What liberals don’t realize or alternately, just don’t care about, is that their obsession with income inequality may make them feel good, but it actually hurts the poor in a number of ways.

1) The higher the government mandated minimum wage/living wage, the more people it prices out of jobs: When you force businesses to pay people more than they can return in value with their work, companies tend to respond either by hiring better quality people, replacing the jobs with automation, moving the posts overseas or by looking for opportunities to get rid of the positions entirely. The higher the wages and benefits the government insists on, the more stagnant it makes the labor market for the people who need to build their skills the most. If your goal were to deliberately put as many young, unskilled single mothers out of work as possible, the best politically feasible way to do it would be to jack the minimum wage up into the stratosphere.

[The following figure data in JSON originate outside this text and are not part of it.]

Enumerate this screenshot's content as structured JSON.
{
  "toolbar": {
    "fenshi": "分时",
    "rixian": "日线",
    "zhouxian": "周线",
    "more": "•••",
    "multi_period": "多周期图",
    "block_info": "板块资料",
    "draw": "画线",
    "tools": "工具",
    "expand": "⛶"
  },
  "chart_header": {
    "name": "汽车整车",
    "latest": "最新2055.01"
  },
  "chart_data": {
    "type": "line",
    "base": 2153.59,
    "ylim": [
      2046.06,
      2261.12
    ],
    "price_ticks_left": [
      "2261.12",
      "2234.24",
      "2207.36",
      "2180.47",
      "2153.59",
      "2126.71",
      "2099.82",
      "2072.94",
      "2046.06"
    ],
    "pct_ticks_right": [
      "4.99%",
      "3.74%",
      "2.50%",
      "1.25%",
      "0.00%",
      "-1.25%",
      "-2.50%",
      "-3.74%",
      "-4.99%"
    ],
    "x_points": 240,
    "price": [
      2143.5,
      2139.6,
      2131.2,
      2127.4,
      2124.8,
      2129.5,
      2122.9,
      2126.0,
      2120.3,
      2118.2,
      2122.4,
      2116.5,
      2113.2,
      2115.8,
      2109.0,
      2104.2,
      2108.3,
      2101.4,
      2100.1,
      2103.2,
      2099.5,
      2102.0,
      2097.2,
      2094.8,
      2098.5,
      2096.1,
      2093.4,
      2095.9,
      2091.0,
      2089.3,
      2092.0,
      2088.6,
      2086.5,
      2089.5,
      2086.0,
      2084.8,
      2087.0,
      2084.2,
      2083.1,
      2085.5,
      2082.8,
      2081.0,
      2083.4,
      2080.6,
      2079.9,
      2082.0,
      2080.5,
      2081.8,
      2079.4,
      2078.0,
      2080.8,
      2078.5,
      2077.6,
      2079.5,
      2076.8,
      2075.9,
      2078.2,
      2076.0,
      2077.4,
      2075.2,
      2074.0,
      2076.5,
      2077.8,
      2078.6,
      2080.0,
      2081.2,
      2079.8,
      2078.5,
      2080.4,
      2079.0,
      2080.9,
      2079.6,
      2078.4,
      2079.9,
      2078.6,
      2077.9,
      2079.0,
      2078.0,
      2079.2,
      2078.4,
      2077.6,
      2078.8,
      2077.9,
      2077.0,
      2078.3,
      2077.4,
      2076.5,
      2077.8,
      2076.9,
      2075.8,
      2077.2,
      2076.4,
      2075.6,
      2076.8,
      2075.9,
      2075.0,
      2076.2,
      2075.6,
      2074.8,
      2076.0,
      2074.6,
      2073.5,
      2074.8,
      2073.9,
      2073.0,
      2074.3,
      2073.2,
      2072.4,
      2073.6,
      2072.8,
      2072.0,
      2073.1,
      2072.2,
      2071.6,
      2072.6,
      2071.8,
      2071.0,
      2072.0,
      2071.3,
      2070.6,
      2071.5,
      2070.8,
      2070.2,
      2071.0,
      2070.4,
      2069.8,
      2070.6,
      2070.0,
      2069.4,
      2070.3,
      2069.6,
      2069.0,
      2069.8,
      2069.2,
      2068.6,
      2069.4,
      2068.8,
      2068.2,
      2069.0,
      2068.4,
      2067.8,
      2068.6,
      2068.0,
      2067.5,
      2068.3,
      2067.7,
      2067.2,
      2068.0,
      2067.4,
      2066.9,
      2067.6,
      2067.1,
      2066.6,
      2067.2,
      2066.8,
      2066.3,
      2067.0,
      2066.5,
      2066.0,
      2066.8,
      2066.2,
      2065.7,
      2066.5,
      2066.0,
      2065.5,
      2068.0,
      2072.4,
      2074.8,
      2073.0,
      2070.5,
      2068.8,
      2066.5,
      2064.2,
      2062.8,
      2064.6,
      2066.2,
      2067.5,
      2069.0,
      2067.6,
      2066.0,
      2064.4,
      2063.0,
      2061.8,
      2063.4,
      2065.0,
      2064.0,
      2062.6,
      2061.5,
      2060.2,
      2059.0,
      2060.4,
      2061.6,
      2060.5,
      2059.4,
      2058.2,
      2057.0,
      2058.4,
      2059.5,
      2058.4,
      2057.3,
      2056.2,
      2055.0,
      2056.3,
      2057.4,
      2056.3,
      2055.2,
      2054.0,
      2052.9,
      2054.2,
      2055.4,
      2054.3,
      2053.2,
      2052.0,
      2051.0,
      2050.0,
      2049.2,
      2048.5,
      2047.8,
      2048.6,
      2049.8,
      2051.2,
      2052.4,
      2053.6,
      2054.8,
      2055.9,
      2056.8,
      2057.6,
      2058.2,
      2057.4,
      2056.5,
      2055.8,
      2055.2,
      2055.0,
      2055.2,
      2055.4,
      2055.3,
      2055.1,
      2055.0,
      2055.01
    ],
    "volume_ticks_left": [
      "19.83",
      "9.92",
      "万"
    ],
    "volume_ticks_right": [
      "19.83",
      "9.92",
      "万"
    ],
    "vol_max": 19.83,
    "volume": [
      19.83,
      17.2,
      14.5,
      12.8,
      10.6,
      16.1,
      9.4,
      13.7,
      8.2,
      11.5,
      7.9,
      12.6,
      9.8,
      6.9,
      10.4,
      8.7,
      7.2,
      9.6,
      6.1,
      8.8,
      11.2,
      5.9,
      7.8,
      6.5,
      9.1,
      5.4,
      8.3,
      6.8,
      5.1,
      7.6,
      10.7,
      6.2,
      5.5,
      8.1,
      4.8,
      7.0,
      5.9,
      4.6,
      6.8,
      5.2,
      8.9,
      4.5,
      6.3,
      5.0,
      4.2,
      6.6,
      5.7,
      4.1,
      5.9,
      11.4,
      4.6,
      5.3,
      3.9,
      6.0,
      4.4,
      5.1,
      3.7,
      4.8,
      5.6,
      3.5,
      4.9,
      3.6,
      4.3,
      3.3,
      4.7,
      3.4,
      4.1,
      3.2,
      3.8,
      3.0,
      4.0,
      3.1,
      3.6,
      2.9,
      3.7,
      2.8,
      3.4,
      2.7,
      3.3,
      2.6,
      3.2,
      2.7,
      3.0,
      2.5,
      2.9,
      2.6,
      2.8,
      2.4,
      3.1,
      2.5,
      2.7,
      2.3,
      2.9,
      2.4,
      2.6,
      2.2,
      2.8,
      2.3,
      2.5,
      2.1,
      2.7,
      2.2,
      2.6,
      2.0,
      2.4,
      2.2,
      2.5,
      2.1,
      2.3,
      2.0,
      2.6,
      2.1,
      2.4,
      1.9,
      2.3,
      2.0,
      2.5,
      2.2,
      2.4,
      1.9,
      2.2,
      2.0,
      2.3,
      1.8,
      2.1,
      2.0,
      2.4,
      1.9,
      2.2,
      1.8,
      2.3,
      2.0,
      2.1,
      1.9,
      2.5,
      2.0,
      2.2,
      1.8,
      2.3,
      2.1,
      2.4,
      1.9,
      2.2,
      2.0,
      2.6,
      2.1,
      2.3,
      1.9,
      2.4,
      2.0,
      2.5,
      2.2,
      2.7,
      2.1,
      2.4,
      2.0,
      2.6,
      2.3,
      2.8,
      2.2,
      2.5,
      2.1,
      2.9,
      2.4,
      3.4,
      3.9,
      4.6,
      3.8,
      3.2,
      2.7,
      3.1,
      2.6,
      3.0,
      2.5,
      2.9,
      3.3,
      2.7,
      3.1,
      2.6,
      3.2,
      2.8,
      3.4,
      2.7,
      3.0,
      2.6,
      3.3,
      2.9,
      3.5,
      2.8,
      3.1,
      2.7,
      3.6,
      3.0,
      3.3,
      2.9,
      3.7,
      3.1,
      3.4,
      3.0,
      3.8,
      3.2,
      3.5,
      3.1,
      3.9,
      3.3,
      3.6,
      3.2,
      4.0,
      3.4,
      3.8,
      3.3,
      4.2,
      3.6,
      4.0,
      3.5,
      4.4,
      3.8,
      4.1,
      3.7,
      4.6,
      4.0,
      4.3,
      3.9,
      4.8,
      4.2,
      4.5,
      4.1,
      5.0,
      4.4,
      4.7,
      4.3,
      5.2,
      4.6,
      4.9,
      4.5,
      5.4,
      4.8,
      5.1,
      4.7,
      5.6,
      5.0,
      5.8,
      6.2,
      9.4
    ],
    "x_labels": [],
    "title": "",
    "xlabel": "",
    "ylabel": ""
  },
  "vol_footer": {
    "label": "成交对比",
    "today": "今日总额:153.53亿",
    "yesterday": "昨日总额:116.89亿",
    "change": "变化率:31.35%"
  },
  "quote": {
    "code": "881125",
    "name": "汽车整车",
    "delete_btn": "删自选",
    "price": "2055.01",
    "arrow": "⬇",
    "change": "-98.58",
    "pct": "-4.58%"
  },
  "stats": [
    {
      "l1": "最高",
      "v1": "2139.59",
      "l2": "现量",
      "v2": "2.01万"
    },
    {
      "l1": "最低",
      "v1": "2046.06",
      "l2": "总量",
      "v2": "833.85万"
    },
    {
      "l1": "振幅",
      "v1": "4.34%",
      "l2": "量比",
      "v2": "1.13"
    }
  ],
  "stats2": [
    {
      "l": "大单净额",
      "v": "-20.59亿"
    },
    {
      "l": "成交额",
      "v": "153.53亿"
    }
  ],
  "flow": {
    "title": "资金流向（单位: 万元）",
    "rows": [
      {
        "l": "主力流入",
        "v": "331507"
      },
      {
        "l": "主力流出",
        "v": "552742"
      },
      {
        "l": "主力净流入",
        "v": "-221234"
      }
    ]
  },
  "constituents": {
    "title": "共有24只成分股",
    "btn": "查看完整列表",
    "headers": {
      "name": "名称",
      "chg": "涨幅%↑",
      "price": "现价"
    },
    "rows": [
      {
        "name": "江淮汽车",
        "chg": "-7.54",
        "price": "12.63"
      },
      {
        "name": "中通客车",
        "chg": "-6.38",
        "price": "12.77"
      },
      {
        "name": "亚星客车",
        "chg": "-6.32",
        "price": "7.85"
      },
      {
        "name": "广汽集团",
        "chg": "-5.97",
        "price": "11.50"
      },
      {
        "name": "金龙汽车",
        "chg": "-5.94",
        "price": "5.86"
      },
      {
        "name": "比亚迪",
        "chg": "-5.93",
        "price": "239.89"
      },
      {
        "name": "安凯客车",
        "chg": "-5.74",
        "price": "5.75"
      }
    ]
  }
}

2) It emphasizes making people more comfortable, not helping them succeed: There is no shame in taking any honest job, but you’re not supposed to make a living pressing the button that drops the fries into the grease at McDonald’s. If you work long enough at an entry level job to worry about raising the minimum wage, you’re failing your family, your society and yourself. Instead of encouraging minimum skill workers to demand that the government force businesses to give them more money than they’re currently worth, we should be encouraging people to build their skills and move up, move on or start their own business. Want poor people to be eligible for more education or training? Want to give them micro-loans? Want to make it easier for them to create small businesses? Those are policies that make poor Americans more valuable. That’s good for them and the country. On the other hand, trying to redistribute income ultimately brings everyone down, especially the poor Americans who lose their drive after becoming dependent on it.